The World's Best One Hundred Detective Stories Vol. 6 (1910) by Eugene Thwing (ed)
One volume of a ten-volume set of early detective stories. This particular volume is not nearly as strong as the previous two I have reviewed. Holmes is entertaining as always and "The Eleventh Juror" by Vincent Starrett is the best of the rest with "On Top of the Tower" (LeBlanc) following closely, but most of these are poor pickings, indeed. There are no crimes at all involved in Starrett's other two offerings making them weak mysteries at best. "The Three Liars" would have been far more interesting if there had been a real detective following up real clues rather than looking into people's eyes and then doing some sort of early version of the Vulcan mind meld a la Mr. Spock. I hope the other volumes I own will meet the higher standards of Volumes one and seven. ★★
"The Adventure of the Three Garridebs" by Sir Arthur Conan Doyle: A man with an unusual last name is promised a share of riches if a third man with the same name can be found. [Deaths = one shot]
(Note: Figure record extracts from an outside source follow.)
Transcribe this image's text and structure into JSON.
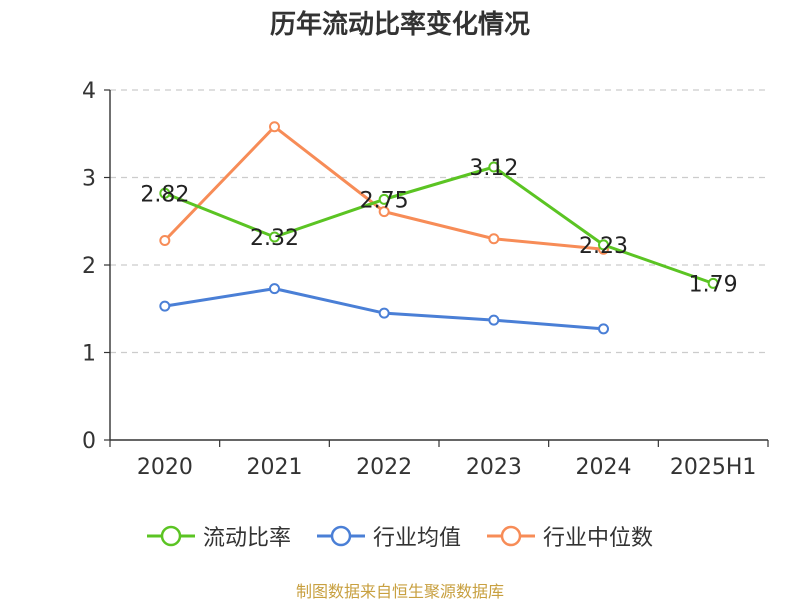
{
  "chart_data": {
    "type": "line",
    "title": "历年流动比率变化情况",
    "categories": [
      "2020",
      "2021",
      "2022",
      "2023",
      "2024",
      "2025H1"
    ],
    "ylim": [
      0,
      4
    ],
    "yticks": [
      "0",
      "1",
      "2",
      "3",
      "4"
    ],
    "grid": true,
    "legend_position": "bottom",
    "series": [
      {
        "name": "流动比率",
        "color": "#5bc423",
        "values": [
          2.82,
          2.32,
          2.75,
          3.12,
          2.23,
          1.79
        ],
        "labels": [
          "2.82",
          "2.32",
          "2.75",
          "3.12",
          "2.23",
          "1.79"
        ]
      },
      {
        "name": "行业均值",
        "color": "#4a7fd6",
        "values": [
          1.53,
          1.73,
          1.45,
          1.37,
          1.27,
          null
        ]
      },
      {
        "name": "行业中位数",
        "color": "#f78c57",
        "values": [
          2.28,
          3.58,
          2.61,
          2.3,
          2.18,
          null
        ]
      }
    ]
  },
  "source": "制图数据来自恒生聚源数据库"
}
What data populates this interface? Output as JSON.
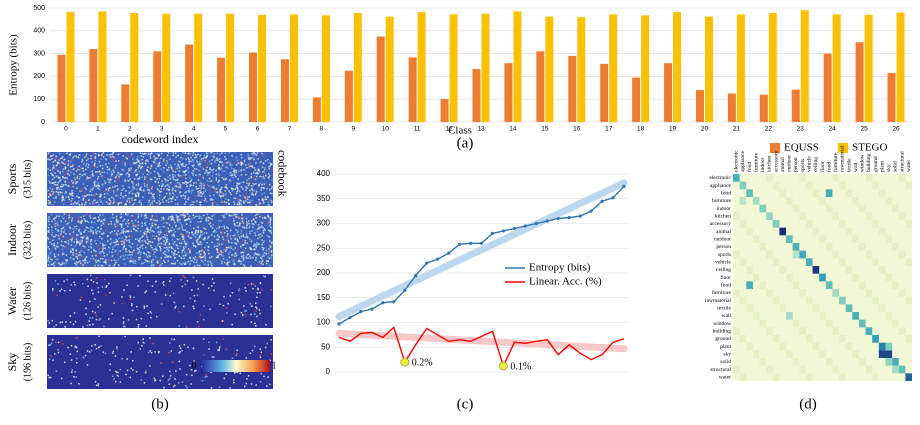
{
  "chart_data": [
    {
      "type": "bar",
      "caption": "(a)",
      "ylabel": "Entropy (bits)",
      "xlabel": "Class",
      "categories": [
        "0",
        "1",
        "2",
        "3",
        "4",
        "5",
        "6",
        "7",
        "8",
        "9",
        "10",
        "11",
        "12",
        "13",
        "14",
        "15",
        "16",
        "17",
        "18",
        "19",
        "20",
        "21",
        "22",
        "23",
        "24",
        "25",
        "26"
      ],
      "series": [
        {
          "name": "EQUSS",
          "color": "#ed7d31",
          "values": [
            295,
            320,
            165,
            310,
            340,
            282,
            305,
            275,
            108,
            225,
            375,
            283,
            100,
            232,
            258,
            310,
            290,
            255,
            195,
            258,
            140,
            125,
            120,
            142,
            300,
            350,
            215
          ]
        },
        {
          "name": "STEGO",
          "color": "#ffc000",
          "values": [
            482,
            485,
            478,
            475,
            475,
            475,
            470,
            472,
            468,
            478,
            462,
            482,
            472,
            475,
            485,
            462,
            460,
            472,
            468,
            482,
            462,
            472,
            478,
            490,
            472,
            470,
            480
          ]
        }
      ],
      "ylim": [
        0,
        500
      ],
      "yticks": [
        0,
        100,
        200,
        300,
        400,
        500
      ],
      "grid": true,
      "legend": "bottom-right"
    },
    {
      "type": "codeword-maps",
      "caption": "(b)",
      "title": "codeword index",
      "side_label": "codebook",
      "rows": [
        {
          "name": "Sports",
          "bits": "(315 bits)"
        },
        {
          "name": "Indoor",
          "bits": "(323 bits)"
        },
        {
          "name": "Water",
          "bits": "(126 bits)"
        },
        {
          "name": "Sky",
          "bits": "(196 bits)"
        }
      ],
      "colorbar_ticks": [
        0,
        1
      ]
    },
    {
      "type": "line",
      "caption": "(c)",
      "series": [
        {
          "name": "Entropy (bits)",
          "color": "#2e75b6",
          "values": [
            97,
            110,
            122,
            127,
            140,
            142,
            165,
            195,
            220,
            228,
            240,
            258,
            260,
            260,
            280,
            285,
            290,
            295,
            300,
            305,
            310,
            312,
            315,
            325,
            345,
            352,
            375
          ]
        },
        {
          "name": "Linear. Acc. (%)",
          "color": "#ff0000",
          "values": [
            70,
            62,
            78,
            80,
            70,
            90,
            20,
            55,
            88,
            75,
            62,
            65,
            62,
            72,
            82,
            12,
            60,
            58,
            62,
            65,
            35,
            55,
            38,
            25,
            35,
            60,
            67
          ]
        }
      ],
      "annotations": [
        "0.2%",
        "0.1%"
      ],
      "ylim": [
        0,
        400
      ],
      "yticks": [
        0,
        50,
        100,
        150,
        200,
        250,
        300,
        350,
        400
      ],
      "grid": true,
      "legend": "center-right"
    },
    {
      "type": "matrix",
      "caption": "(d)",
      "labels": [
        "electronic",
        "appliance",
        "food",
        "furniture",
        "indoor",
        "kitchen",
        "accessory",
        "animal",
        "outdoor",
        "person",
        "sports",
        "vehicle",
        "ceiling",
        "floor",
        "food",
        "furniture",
        "rawmaterial",
        "textile",
        "wall",
        "window",
        "building",
        "ground",
        "plant",
        "sky",
        "solid",
        "structural",
        "water"
      ],
      "label_colors": [
        "#000000",
        "#8b0000",
        "#b8860b",
        "#b8a060",
        "#555599",
        "#8b008b",
        "#2e8b57",
        "#7b68ee",
        "#8b0000",
        "#cd5c5c",
        "#9acd32",
        "#6b8e23",
        "#800080",
        "#4169e1",
        "#b8860b",
        "#deb887",
        "#000000",
        "#8b4513",
        "#9acd32",
        "#90ee90",
        "#000080",
        "#8b4513",
        "#2e8b57",
        "#87ceeb",
        "#006400",
        "#a0522d",
        "#228b22"
      ],
      "diagonal": [
        0.5,
        0.3,
        0.4,
        0.2,
        0.3,
        0.25,
        0.3,
        1.0,
        0.4,
        0.5,
        0.55,
        0.5,
        0.95,
        0.6,
        0.4,
        0.2,
        0.3,
        0.4,
        0.5,
        0.4,
        0.5,
        0.6,
        0.7,
        0.9,
        0.5,
        0.4,
        0.8
      ],
      "off_diagonal": [
        [
          2,
          14,
          0.5
        ],
        [
          14,
          2,
          0.5
        ],
        [
          23,
          22,
          0.9
        ],
        [
          22,
          23,
          0.3
        ],
        [
          18,
          8,
          0.2
        ],
        [
          24,
          23,
          0.25
        ],
        [
          25,
          24,
          0.2
        ],
        [
          3,
          1,
          0.15
        ],
        [
          10,
          9,
          0.15
        ]
      ]
    }
  ]
}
"The Adventure of the Mazarin Stone" by Doyle: Holmes sets out to retrieve the stolen Crown diamond. He knows who has it, but can he force him to reveal where the diamond is?
"Missing Men" by Vincent Starrett: Three men vanish at practically the same time. If Lavender, famed detective of Chicago, can discover what happened to one, he will discover all.
"The Other Woman" by Starrett: A wealthy woman asks Alexandre Dulau to discover where her husband goes when he disappears periodically for one - three days. She's sure he is seeking the company of another woman. She may be right...
"The Eleventh Juror" by Starrett: All but one juror is sure the man on trial is guilty. Why is the eleventh juror so sure that Murray, caught standing over the murdered man with a gun in his hand, is innocent? [Deaths = one shot]
"On the Top of the Tower" by Maurice LeBlanc: Hortense Daniel has been done out of her inheritance by her uncle. Prince Renine helps her regain it...but discovers murder in the process. [Deaths = two shot]
"At the Sign of Mercury" by LeBlanc: As part of an extraordinary bargain forged at the end of "On Top of the Tower," Prince Renine fulfills his obligation to track down a jeweled clasp for Hortense Daniel. She's not sure she wanted him to succeed...
"Three Liars" by Henry C. Rowland: Three people are telling lies about how the abusive Count Miguel met his death. Jacques Hughes, a mentalist detective, will determine where the truth lies. [one fell from height]
"The Subconscious Witness" by Henry Smith Williams: While early blood testing helps Dr. Goodrich whittle down the identity of a murderer who took advantage of a car accident to two suspects, he must use hypnosis to make the final determination. [Deaths = one hit on head]
"D'Artagnan and the Duel" by Alexandre Dumas: King Louis XIV orders D'Artagnan to investigate a duel which has left a man severely wounded.
First line (1st story): It may have been a comedy, or it may have been a tragedy.
Last line (last story): "In that case, you are not human, Monsieur d'Artagnan, for I believe you never are mistaken."